For contemporary pieces, we often create bespoke furniture. We are currently working on a residence in London where we have created a number of bespoke furniture pieces including a sideboard, coffee table, mirrors. When we introduce new furniture that we have not designed ourselves, we focus on pieces that have been hand-crafted. We like to source from The New Craftsmen, Carpenters workshop gallery, and The Invisible Collection.

Credit: Pascal-Montary

Credit: Pascal-Montary

How does travelling influence your designs and tastes?

Traveling allows me to continue learning, discovering, and feeds my creativity. Each place we visit and person we meet has a unique story. These intriguing experiences that I’ve picked up form the fabric of what Pirajean Lee is about.

What are some tips you have on how our readers can bring a touch of Clemence Pirajean into their homes?

Be sustainable with your furniture choices. Try to mix old and new. Reupholster or revamp existing furniture to give them new life a fresh new look and layer these with new items.

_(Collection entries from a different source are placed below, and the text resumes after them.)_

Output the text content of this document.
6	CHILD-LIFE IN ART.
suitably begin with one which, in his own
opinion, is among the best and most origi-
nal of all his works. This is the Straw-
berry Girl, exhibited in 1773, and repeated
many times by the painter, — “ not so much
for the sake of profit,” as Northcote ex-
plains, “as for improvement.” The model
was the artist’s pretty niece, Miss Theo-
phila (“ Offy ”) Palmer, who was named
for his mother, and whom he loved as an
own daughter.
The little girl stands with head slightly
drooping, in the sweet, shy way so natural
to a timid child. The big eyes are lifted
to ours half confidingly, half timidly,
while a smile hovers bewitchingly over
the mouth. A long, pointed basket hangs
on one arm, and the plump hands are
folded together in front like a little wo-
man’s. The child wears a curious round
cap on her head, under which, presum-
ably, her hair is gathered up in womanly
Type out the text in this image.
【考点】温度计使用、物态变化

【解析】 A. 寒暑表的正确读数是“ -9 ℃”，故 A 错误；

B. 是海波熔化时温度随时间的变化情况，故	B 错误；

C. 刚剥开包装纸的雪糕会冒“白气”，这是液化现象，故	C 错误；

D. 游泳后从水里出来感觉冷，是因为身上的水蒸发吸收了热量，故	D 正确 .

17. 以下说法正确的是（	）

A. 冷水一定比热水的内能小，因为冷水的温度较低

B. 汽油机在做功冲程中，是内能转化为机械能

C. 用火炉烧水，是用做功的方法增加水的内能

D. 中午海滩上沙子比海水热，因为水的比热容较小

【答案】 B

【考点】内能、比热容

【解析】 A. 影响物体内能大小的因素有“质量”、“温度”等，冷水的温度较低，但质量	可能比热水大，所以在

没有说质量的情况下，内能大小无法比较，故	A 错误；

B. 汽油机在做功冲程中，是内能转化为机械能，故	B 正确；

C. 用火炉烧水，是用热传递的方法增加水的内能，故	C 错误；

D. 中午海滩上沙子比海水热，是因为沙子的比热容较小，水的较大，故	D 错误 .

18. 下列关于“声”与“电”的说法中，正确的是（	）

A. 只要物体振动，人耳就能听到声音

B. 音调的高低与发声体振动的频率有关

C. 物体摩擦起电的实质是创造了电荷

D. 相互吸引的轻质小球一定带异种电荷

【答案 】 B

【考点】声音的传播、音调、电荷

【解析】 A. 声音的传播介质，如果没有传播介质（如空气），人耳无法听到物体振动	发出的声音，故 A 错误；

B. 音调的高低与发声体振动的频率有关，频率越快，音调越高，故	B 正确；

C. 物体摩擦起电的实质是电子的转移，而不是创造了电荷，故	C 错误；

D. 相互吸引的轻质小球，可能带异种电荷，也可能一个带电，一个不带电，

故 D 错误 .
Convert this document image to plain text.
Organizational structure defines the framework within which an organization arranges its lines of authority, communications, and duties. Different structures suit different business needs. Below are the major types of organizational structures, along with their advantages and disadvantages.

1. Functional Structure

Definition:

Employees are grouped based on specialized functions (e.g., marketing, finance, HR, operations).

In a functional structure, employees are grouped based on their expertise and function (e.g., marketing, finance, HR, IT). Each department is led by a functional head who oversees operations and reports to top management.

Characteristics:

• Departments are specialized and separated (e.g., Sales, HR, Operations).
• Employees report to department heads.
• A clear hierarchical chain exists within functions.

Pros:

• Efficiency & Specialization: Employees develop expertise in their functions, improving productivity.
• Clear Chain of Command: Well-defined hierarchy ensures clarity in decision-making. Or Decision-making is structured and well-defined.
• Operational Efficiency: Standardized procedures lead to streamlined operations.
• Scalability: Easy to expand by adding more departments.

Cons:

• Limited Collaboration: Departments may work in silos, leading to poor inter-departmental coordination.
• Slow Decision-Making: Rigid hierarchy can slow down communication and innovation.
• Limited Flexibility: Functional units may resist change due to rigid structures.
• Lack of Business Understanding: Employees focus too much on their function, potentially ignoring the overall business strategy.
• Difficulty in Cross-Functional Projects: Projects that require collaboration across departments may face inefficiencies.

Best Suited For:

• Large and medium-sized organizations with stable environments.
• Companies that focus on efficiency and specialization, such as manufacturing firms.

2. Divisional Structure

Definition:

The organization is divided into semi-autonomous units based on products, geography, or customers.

Invest in a few, key pieces that can become long lasting heirlooms that you love and would pass on to future generations.

Try to avoid trends but instead make it personal, crafted and tailored to your own lifestyle – collect as you travel or visit stores when you are abroad. With these collected items, you will have an emotional connection to the pieces, making them last longer, giving them a story.

Mixing contemporary and antique pieces is a great way to add character into an interior. Accumulating items over time will help establish your home so it doesn’t look brand new but feels timeless and lived in.